Sucedido lo anterior, la accionante consideró que había sido asaltada en su buena fe por parte de la Caja Agraria, y que como consecuencia de ello no contaba ya con ninguna herramienta jurídica para hacer efectivo el reconocimiento de su pensión. Por este motivo, y justificada en la grave situación personal y familiar a la cual se enfrentaba, decidió presentar la acción de tutela que ahora se revisa, pues al no contar aún con su pensión de jubilación, su mínimo vital personal y familiar se encontraba vulnerado, así como todos los demás derechos fundamentales por ella invocados. En efecto, si situación era bastante precaria pues no contaba con otra fuente de recursos económicos para suplir sus necesidades básicas, especialmente las concernientes a los gastos de salud en que debe incurrir para asegurar la salud de su esposo. Así, para la protección de sus derechos, pide se ordene a la Caja Agraria en Liquidación el reconocimiento de su pensión de jubilación.

Expuestas de esta manera las circunstancias fácticas y jurídicas que motivaron la interposición de esta acción de tutela, considera la Sala de Revisión que en efecto, en este caso, la actuación adelantada por la Caja Agraria en liquidación, que llevó a negar el reconocimiento de la pensión convencional de jubilación reclamada por la actora, tiene origen en una serie de equivocaciones que se pasaran a explicar.

7.3. En efecto, si recordamos la secuencia de hechos de este caso, es claro advertir que el 11 de febrero de 2005, se dictó la sentencia de primera instancia en el proceso ordinario laboral promovido por la accionante en contra de la Caja Agraria, y solo hasta el veintidós (22) de ese mismo mes, es decir, once (11) días después, es cuando la Caja Agraria propone a la accionante que desista de todas las pretensiones en el referido proceso judicial. Es evidente, que para la fecha de tal propuesta, la decisión judicial en cuestión, ya era de conocimiento de tal entidad, razón por la cual, hacer esa propuesta a la accionante en este momento, a más de ser tardía e inoportuna, no correspondía a un acto de buena fe. Además, tal ofrecimiento era contrario con lo afirmado en la misma propuesta, pues en ella se advertía que de no aceptar tal ofrecimiento, esa entidad esperaría hasta que hubiere un pronunciamiento sobre el caso por parte de la justicia laboral.

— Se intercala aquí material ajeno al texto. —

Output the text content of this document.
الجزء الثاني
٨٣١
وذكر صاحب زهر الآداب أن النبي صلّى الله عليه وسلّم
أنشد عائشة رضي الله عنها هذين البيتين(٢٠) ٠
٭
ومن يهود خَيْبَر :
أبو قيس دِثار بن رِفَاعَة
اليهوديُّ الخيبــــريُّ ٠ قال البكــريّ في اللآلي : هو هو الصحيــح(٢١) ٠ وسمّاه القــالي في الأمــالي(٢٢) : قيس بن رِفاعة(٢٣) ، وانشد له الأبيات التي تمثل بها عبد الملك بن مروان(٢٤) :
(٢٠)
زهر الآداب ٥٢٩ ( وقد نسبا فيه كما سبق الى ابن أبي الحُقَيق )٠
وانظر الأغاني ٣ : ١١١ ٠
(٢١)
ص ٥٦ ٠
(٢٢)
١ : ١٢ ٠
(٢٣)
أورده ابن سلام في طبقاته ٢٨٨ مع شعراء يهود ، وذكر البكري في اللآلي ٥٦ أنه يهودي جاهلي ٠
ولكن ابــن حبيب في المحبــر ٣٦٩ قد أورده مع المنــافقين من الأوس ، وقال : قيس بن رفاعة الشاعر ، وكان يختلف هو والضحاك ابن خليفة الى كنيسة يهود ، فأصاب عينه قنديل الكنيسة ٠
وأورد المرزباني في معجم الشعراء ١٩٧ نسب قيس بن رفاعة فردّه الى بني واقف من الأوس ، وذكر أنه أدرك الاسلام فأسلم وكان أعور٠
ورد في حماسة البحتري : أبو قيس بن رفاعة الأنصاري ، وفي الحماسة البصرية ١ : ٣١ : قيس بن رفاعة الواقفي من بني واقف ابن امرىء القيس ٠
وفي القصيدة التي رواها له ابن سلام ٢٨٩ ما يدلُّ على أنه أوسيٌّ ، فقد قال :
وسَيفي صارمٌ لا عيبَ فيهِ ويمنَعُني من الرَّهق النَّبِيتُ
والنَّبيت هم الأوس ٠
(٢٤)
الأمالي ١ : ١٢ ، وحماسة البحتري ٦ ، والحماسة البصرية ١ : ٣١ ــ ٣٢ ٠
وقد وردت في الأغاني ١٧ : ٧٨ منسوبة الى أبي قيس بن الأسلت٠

Ciertamente, la actuación adelantada por la Caja Agraria indujo a la accionante a un error, pues ante el apremio por su delicada situación económica y por la clara afectación de su derecho al mínimo vital y el de su familia, y en vista de su precaria situación económica, y desempleo en que se encontraba, la accionante resuelve cumplir con la exigencia planteada por la Caja Agraria en el comunicación del 22 de febrero de 2005, y desiste del proceso judicial, perdiendo de esta manera la posibilidad de obtener un pronunciamiento de segunda instancia que analizara de manera puntual su pretensión de reconocimiento pensional, tal y como planteó en su impugnación, y de paso, puso en entre dicho la garantía de su derecho al debido proceso pues lógicamente no se agotó el trámite de la segunda instancia.

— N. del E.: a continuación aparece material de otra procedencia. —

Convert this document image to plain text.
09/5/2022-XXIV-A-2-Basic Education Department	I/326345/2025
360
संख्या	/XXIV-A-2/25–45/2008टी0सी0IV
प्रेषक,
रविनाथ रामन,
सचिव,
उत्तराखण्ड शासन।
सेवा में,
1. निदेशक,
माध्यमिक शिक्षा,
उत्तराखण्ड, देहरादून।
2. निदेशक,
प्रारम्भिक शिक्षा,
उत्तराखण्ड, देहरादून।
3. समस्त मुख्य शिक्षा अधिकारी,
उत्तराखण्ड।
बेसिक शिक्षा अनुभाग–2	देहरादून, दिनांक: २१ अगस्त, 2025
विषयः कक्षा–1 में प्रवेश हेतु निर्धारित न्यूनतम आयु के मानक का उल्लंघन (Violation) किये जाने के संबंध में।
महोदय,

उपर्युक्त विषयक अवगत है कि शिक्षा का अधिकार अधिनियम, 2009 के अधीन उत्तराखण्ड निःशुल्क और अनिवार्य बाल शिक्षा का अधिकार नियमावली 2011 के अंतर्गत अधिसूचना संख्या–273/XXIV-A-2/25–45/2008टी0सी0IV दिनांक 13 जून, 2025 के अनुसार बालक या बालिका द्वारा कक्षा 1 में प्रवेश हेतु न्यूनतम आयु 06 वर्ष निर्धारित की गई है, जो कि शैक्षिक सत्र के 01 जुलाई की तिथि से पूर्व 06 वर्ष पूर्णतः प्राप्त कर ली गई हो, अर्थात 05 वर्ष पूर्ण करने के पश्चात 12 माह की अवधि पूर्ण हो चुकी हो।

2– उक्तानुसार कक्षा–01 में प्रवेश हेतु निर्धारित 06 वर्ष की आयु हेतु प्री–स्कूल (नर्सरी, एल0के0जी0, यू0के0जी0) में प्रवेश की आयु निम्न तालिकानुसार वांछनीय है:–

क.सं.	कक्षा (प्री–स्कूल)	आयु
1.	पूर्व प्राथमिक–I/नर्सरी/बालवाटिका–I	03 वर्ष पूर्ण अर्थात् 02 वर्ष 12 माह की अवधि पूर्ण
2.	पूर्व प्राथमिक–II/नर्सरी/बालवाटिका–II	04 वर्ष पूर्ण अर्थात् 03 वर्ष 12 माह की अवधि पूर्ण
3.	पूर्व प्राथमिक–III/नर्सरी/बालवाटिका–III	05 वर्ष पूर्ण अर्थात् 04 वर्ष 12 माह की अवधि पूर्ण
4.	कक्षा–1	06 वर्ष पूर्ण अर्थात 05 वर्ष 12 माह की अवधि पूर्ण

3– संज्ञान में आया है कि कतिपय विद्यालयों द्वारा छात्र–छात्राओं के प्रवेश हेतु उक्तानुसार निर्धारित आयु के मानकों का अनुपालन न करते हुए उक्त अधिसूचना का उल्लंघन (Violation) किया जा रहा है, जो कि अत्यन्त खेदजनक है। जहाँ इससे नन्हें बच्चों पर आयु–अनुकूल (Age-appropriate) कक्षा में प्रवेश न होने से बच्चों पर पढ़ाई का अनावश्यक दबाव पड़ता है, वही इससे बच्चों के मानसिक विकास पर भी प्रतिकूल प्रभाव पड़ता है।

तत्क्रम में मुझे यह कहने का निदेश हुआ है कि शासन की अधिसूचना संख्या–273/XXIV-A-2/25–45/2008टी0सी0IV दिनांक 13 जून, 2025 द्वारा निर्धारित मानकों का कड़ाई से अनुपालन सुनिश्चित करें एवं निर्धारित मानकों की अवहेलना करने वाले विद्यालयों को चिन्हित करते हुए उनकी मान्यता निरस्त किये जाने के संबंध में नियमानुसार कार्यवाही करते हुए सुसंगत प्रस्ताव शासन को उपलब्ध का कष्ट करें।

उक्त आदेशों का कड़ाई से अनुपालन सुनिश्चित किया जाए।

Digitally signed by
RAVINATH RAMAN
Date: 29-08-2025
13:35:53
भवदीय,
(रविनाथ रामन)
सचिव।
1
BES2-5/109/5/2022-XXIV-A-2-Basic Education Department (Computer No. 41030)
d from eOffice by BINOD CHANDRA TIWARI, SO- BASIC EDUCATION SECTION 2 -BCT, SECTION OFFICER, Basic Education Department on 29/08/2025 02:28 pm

Y es que el desistimiento llevó a pensar a la accionante que su petición de reconocimiento pensional a más de resolver de manera más pronta su petición, en esta oportunidad si se analizaría el tema pensional, en tanto la Caja se limitaría a verificar el cumplimiento de los requisitos para acceder a tal prestación. No obstante, la Caja Agraria, en ningún momento hizo análisis jurídico alguno en relación con la petición de reconocimiento pensional, situación que se deduce del hecho de que su negativa se sustentó en una providencia judicial en la que el referido tema jamás se estudió.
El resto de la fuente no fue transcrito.